Methods: OVISE, SMOV2, OVTOKO, ES2, IGROV1, and RMG1 ovarian clear cell carcinoma cell lines were utilized to evaluate the role of miR-10a on cell proliferation and gene expression. In vitro transfection of miR-10a mimic, miR-10a inhibitor, and negative control was performed. Cell proliferation was visualized using MTS assay. Gene expression analysis was performed by qPCR. Varying concentrations of miR-10a mimic – 20nM, 50nM, and 100nM – were transfected to evaluate dose response in potential miR-10a target genes: CDK6, CHL1, EPHA4, SERPINE1, and NFASC.
Results/Findings: The presence of miR-10a variably influenced cell proliferation. However, in the SMOV2 cell line, miR-10a mimic significantly decreased cell proliferation. Increased miR-10a concentrations may be associated with decreased gene expression of select genes in the OVISE cell line.

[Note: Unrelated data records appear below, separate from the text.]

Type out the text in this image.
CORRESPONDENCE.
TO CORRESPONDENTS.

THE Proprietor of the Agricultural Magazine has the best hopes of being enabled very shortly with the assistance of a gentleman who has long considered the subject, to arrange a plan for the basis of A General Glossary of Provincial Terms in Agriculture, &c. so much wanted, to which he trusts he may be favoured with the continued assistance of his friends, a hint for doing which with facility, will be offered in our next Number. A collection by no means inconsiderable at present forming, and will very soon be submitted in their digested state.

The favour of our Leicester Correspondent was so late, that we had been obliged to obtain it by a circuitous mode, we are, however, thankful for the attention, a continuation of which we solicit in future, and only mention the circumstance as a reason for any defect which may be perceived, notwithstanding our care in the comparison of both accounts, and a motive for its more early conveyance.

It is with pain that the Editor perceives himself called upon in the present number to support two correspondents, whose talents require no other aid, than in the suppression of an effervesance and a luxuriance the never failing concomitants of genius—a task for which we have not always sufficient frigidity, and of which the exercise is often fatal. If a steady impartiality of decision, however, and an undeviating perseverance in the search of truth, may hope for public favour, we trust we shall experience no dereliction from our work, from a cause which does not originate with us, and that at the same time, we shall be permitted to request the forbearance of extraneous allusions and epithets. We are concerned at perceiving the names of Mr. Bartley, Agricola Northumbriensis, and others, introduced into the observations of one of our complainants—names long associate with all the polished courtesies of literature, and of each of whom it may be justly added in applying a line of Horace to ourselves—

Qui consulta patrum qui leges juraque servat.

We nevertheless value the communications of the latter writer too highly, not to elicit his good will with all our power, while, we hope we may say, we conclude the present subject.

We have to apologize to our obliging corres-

Conclusions/Discussion: Our findings provide some insight into the functions of miR-10a, though more investigation is warranted. Future work will investigate the relationship between varying miR-10a mimic concentrations, gene expression, and cell growth. Cell cycle analysis will also be completed to determine cell-cycle dependent functions of miR-10a.
Translational/Human Health Impact: Understanding miR-10a function in OCCC may allow miR-10a to be utilized as a biomarker to detect cancer progression or indicate levels of chemoresistance.